Legal frameworks, particularly Wisconsin’s nurse practice acts, serve as benchmarks for acceptable conduct. They specify that nurses must perform their duties within the scope of practice, utilizing the nursing process—assessment, diagnosis, planning, implementation, and evaluation—coupled with accurate documentation (Wisconsin State Legislature, 2016). Violations in this case reflect lapses in these fundamental duties, leading to tragic consequences. These legal standards are complemented by professional guidelines provided by bodies such as the ANA, which stress accountability, communication, and continuous assessment as cornerstones of safe nursing practice (ANA, 2015).

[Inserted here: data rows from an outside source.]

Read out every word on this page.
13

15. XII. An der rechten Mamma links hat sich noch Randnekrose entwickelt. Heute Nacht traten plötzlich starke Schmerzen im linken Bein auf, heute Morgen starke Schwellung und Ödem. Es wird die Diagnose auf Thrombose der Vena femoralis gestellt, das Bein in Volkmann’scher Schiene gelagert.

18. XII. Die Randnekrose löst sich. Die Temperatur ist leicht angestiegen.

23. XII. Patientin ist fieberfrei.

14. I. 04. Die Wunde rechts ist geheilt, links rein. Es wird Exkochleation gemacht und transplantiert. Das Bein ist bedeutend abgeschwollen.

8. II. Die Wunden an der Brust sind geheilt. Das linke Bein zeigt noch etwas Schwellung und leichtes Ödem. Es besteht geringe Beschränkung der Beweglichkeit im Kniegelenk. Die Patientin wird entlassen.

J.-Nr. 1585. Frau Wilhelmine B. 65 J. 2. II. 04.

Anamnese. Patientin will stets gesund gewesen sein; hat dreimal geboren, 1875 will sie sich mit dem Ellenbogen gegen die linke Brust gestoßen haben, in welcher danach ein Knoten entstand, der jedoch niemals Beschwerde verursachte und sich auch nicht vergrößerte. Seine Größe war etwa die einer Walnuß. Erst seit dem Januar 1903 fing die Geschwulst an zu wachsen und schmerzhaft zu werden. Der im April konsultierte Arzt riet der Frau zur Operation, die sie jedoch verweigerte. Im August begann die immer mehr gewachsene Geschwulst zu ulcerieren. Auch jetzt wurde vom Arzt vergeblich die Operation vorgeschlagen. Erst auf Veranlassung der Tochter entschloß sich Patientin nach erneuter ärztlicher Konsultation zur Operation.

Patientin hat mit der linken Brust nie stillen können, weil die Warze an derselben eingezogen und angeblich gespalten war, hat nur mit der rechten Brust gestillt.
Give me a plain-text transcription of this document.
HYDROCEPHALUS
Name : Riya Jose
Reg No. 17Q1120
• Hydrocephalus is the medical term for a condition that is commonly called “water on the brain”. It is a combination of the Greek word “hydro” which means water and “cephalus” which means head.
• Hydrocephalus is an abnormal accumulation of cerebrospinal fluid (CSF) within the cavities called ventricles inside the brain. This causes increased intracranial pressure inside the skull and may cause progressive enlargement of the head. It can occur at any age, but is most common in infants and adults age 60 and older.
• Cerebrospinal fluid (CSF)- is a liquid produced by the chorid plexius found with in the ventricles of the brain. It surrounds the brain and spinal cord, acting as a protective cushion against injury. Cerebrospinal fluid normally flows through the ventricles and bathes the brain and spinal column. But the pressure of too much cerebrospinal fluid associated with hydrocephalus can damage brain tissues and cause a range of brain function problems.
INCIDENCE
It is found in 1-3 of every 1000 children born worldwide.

Mitigating such risks requires targeted interventions that include robust communication protocols, comprehensive documentation standards, continuous education, and accountability measures. Implementing structured handoff procedures like SBAR (Situation, Background, Assessment, Recommendation) has been shown to improve communication safety in healthcare (Beeri et al., 2018). Enhancing documentation practices through electronic health records with mandatory fields can ensure critical data are captured consistently. Furthermore, ongoing competency assessments and simulation training can prepare nursing staff for high-stakes scenarios and prevent lapses such as those seen in Wilma’s case.
In conclusion, the tragic demise of Wilma Carpenter underscores the vital importance of adhering to established nursing standards of care and practicing within the legal framework set by state law. It illustrates how communication failures, documentation deficiencies, inadequate supervision, and systemic organizational shortcomings can culminate in preventable harm. Nursing excellence relies on a commitment to legal and ethical standards, continuous education, and effective teamwork, all directed toward ensuring safe patient outcomes. Moving forward, healthcare organizations must prioritize these principles to uphold the integrity of nursing practice and safeguard patient well-being.
References
- American Nurses Association. (2015). Code of ethics for nurses with interpretive statements. ANA Publishing.
- Fry, S., & Fife, C. (2013). Legal liability in healthcare: Vicarious liability and negligence. Journal of Legal Nursing, 29(2), 45-52.
- Kalisch, B. J., Blegen, M. A., & Lutz, J. (2014). Safety-related organizational process improvements to mitigate errors in nursing documentation. Nursing Outlook, 62(1), 76-84.
- Nash, J. R., Murphy, B., & O'Brien, M. (2017). Safe communication and handoff in nursing practice. Journal of Nursing Management, 25(2), 108-114.
- Nursing Council of New Zealand. (2016). The nursing process framework. NZNC Publications.
- Westrick, S. J. (2014). Essentials of nursing law and ethics (2nd ed.). Jones & Bartlett Learning.
- Wisconsin State Legislature. (2016). Chapter n 6: Standards of practice for registered nurses and licensed practical nurses. Retrieved from Wisconsin State Legislature website.
- Wisconsin State Legislature. (2016). Chapter n 7: Rules of conduct. Retrieved from Wisconsin State Legislature website.
- Additional peer-reviewed sources relevant to communication, documentation, legal standards, and nursing ethics.
- Other scholarly publications discussing nursing standards, legal accountability, and patient safety protocols.